Tuesday, March 23, 2010

Thank God for Texas!!

When we moved to Arizona in 1993, it was the first time in my life that I lived outside of Texas.  When we were renting our house, the lady we were renting from told us where all the county offices were in Prescott.  She said we should get an Arizona license plate as soon as possible.  She said if we did not, expect to get stopped a lot by the local police.  They don't like people from out of state, but especially not those from Texas.  We kind of laughed it off, but did get new plates fairly quickly.  Didn't want to tempt fate or the local police department.  We were in Arizona for a few years before moving back to Texas - Amarillo.  No one recommended that we change our Arizona plates quickly.  We moved back to Arizona in 2005.  I started work on Monday.  Thursday afternoon when I went outside for a break, I found a note on my windshield from the local sheriff's department.  It detailed the local requirements for updating your vehicle registration within 30 days after moving and told the fines possible if you did not.  I did not see it as an anti-Texas practice, just a revenue enhancer for the county.  My belief was justified when another new hire came on from Oklahoma and received the same note within a week.  And no one resents Okies.

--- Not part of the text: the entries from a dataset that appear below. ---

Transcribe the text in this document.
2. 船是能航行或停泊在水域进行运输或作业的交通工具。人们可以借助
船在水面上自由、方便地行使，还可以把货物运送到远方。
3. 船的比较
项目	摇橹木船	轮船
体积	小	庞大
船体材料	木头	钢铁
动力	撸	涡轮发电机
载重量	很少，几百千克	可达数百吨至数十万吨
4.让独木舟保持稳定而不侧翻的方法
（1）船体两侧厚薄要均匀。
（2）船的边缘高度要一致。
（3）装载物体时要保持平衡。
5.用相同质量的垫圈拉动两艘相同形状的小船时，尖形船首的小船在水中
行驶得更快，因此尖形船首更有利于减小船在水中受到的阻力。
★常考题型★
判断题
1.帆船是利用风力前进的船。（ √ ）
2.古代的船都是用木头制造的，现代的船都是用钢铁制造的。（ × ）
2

Then I moved to Colorado and what a difference!  I heard the usual jokes and good-naturedly took them.  It's easy to take the jokes about your perceived natural superiority when you know that you really are superior!  The first comment that was not good-natured joking came from a local hunter when I was selling him a hunting license.  A license for the first elk hunting season came to about $175 and he started complaining about those *@! Texans making the price of licenses go up.  Well, the same license for a non-resident cost almost $500!  And the state is using money from out of state hunters to actually keep the cost down for in-state hunters.  Not to mention the sales tax I collected from them on the ammo, sleeping bags, tents, firewood, propane, gasoline, coats, orange hunting vests, gloves - what exactly did they bring with them???  I probably threw a little fuel on his fire when I mentioned that our little town was actually part of Texas at one time.  Along with Denver and Cheyenne and everything in between.  He just lived in the part of the country that original Texans decided they had no use for.

Next came negative comments from Raelynn's 5th grade teacher about Texans in front of her class.  Raelynn was upset, so Cathy let the teacher know that Raelynn lived in Texas and still has a lot of family in Texas and she should be careful who she is ridiculing in front of the class.  The comments stopped, but so did any other conversation or interaction with the teacher.

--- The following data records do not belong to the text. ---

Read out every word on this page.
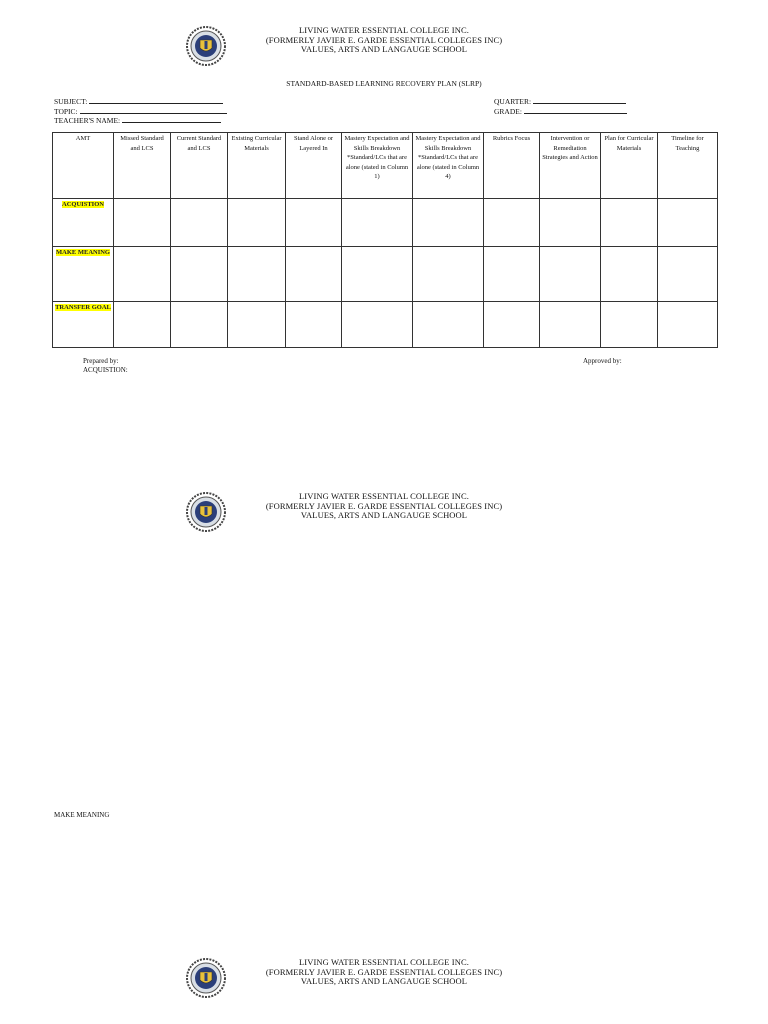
LIVING WATER ESSENTIAL COLLEGE INC.
(FORMERLY JAVIER E. GARDE ESSENTIAL COLLEGES INC)
VALUES, ARTS AND LANGAUGE SCHOOL
STANDARD-BASED LEARNING RECOVERY PLAN (SLRP)
SUBJECT:
TOPIC:
TEACHER'S NAME:
QUARTER:
GRADE:
AMT	Missed Standard and LCS	Current Standard and LCS	Existing Curricular Materials	Stand Alone or Layered In	Mastery Expectation and Skills Breakdown *Standard/LCs that are alone (stated in Column 1)	Mastery Expectation and Skills Breakdown *Standard/LCs that are alone (stated in Column 4)	Rubrics Focus	Intervention or Remediation Strategies and Action	Plan for Curricular Materials	Timeline for Teaching
ACQUISTION										
MAKE MEANING										
TRANSFER GOAL										
Prepared by:
ACQUISTION:
Approved by:
LIVING WATER ESSENTIAL COLLEGE INC.
(FORMERLY JAVIER E. GARDE ESSENTIAL COLLEGES INC)
VALUES, ARTS AND LANGAUGE SCHOOL
MAKE MEANING
LIVING WATER ESSENTIAL COLLEGE INC.
(FORMERLY JAVIER E. GARDE ESSENTIAL COLLEGES INC)
VALUES, ARTS AND LANGAUGE SCHOOL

We moved to Gunnison, which is a friendlier area.  It has to be, since it gets a huge chunk of revenue from out of state skiers, summer vacationers, and students at Western State.  Like most prejudices, they are softened with exposure to people from a different background.

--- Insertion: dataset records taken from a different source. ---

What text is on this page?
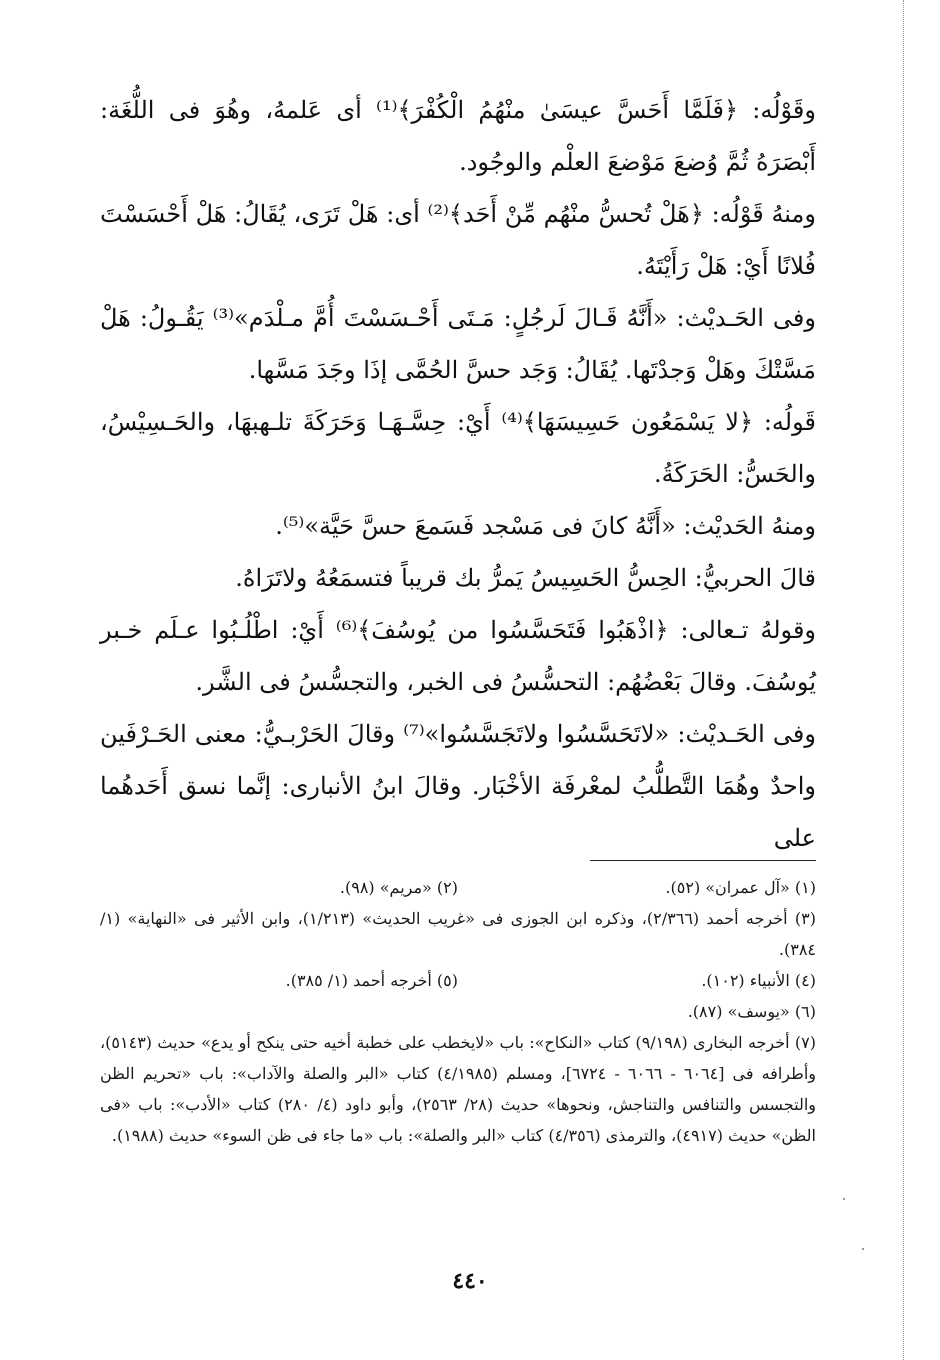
وقَوْلُه: ﴿فَلَمَّا أَحَسَّ عيسَىٰ منْهُمُ الْكُفْرَ﴾⁽¹⁾ أى عَلمهُ، وهُوَ فى اللُّغَة: أَبْصَرَهُ ثُمَّ وُضعَ مَوْضعَ العلْم والوجُود.

ومنهُ قَوْلُه: ﴿هَلْ تُحسُّ منْهُم مِّنْ أَحَد﴾⁽²⁾ أى: هَلْ تَرَى، يُقَالُ: هَلْ أَحْسَسْتَ فُلانًا أَيْ: هَلْ رَأَيْتَهُ.

وفى الحَـديْث: «أَنَّهُ قَـالَ لَرجُلٍ: مَـتَى أَحْـسَسْتَ أُمَّ مـلْدَم»⁽³⁾ يَقُـولُ: هَلْ مَسَّتْكَ وهَلْ وَجدْتَها. يُقَالُ: وَجَد حسَّ الحُمَّى إذَا وجَدَ مَسَّها.

قَولُه: ﴿لا يَسْمَعُون حَسِيسَهَا﴾⁽⁴⁾ أَيْ: حِسَّـهَـا وَحَرَكَةَ تلـهبهَا، والحَـسِيْسُ، والحَسُّ: الحَرَكَةُ.

ومنهُ الحَديْث: «أَنَّهُ كانَ فى مَسْجد فَسَمعَ حسَّ حَيَّة»⁽⁵⁾.

قالَ الحربيُّ: الحِسُّ الحَسِيسُ يَمرُّ بك قريباً فتسمَعُهُ ولاتَرَاهُ.

وقولهُ تـعالى: ﴿اذْهَبُوا فَتَحَسَّسُوا من يُوسُفَ﴾⁽⁶⁾ أَيْ: اطْلُـبُوا عـلَم خـبر يُوسُفَ. وقالَ بَعْضُهُم: التحسُّسُ فى الخبر، والتجسُّسُ فى الشَّر.

وفى الحَـديْث: «لاتَحَسَّسُوا ولاتَجَسَّسُوا»⁽⁷⁾ وقالَ الحَرْبـيُّ: معنى الحَـرْفَين واحدٌ وهُمَا التَّطلُّبُ لمعْرفَة الأخْبَار. وقالَ ابنُ الأنبارى: إنَّما نسق أَحَدهُما على

(١) «آل عمران» (٥٢).
(٢) «مريم» (٩٨).

(٣) أخرجه أحمد (٢/٣٦٦)، وذكره ابن الجوزى فى «غريب الحديث» (١/٢١٣)، وابن الأثير فى «النهاية» (١/ ٣٨٤).

(٤) الأنبياء (١٠٢).
(٥) أخرجه أحمد (١/ ٣٨٥).

(٦) «يوسف» (٨٧).

(٧) أخرجه البخارى (٩/١٩٨) كتاب «النكاح»: باب «لايخطب على خطبة أخيه حتى ينكح أو يدع» حديث (٥١٤٣)، وأطرافه فى [٦٠٦٤ - ٦٠٦٦ - ٦٧٢٤]، ومسلم (٤/١٩٨٥) كتاب «البر والصلة والآداب»: باب «تحريم الظن والتجسس والتنافس والتناجش، ونحوها» حديث (٢٨/ ٢٥٦٣)، وأبو داود (٤/ ٢٨٠) كتاب «الأدب»: باب «فى الظن» حديث (٤٩١٧)، والترمذى (٤/٣٥٦) كتاب «البر والصلة»: باب «ما جاء فى ظن السوء» حديث (١٩٨٨).

٤٤٠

I started seeing news stories a couple of weeks ago about conservative views being re-introduced into school curriculums in Texas.  Since Texas is the largest non-California market, what is taught in Texas is rolled out to the rest of the country since publishers go for the biggest market.  And California is so far off the chart that no one will follow them.  According to the news stories, the conservatives were successful in rolling back almost all the progressive changes, especially to history, that occurred beginning in the early 1970's.  So the media and progressive educators started sniping.  An editorial cartoon in this Sunday's Denver Post (yes, I am one of the 156 people that still read the newspaper) showed a copy of the Constitution with sticky notes saying things like "mention the 2nd amendment here," "can't we work Reagan in here somewhere," "talk about capitalism here," etc.  Like requiring students to memorize and recite the preamble to the Constitution is a bad thing!  And the 2nd amendment is in there!  And Reagan was a president!  And Texas and United States has actually featured English-speaking white men!  It's Texas history!  We won the Texas revolution.  Don't really care why Santa Ana decided it was necessary to kill everyone at the Alamo.  Just that he did and he got his butt kicked at San Jacinto.  And Sam Houston did not have all his gun-toting rednecks kill all the Mexicans.  He let them live and go back home to Mexico.  He didn't even decide to go conquer more territory.  Same with the American revolution, WWI and II, the Cold War, capitalism vs. communism/socialism/fascism.  We won.  Get over it.  America is blessed and exceptional.  Our kids need to be taught about the good things their country has done and is doing.  It is not necessary to go around bowing to foreign despots and apologizing for our success.

Years ago when I had the book store, I noticed a paperbook published in the early 1970's or maybe even the late 1960's, called The Super-Americans.  Its premise was that the reason other Americans dislike Texans is the same reason that people in other countries don't like Americans.  We know we are right, and don't really care to hear what you think about it.  As Emmitt Smith told Kevin Greene of the Pittsburgh Steelers in Super Bowl XXX, "look at the scoreboard."  That's all that matters.  Deal with it.  

First the education reforms, then being one of the first states to say they will challenge the health care takeover in court, to being one of the few states whose economy is not in complete freefall.  Now, take a look at this nightmare of a news story from Washington.  It's just unbelieveable how far we have fallen as a country.  About half the comments say that the mother in the story is wrong.  She should have no say in the matter.  What the school did was legal.  In 1995, Texas repealed the law that would allow the schools to do this in Texas.  So maybe California, Illinois, Louisiana, New York, Washington, Colorado, and D.C. should just close their mouths and take a look at the scoreboard.  Follow the example of a successful state.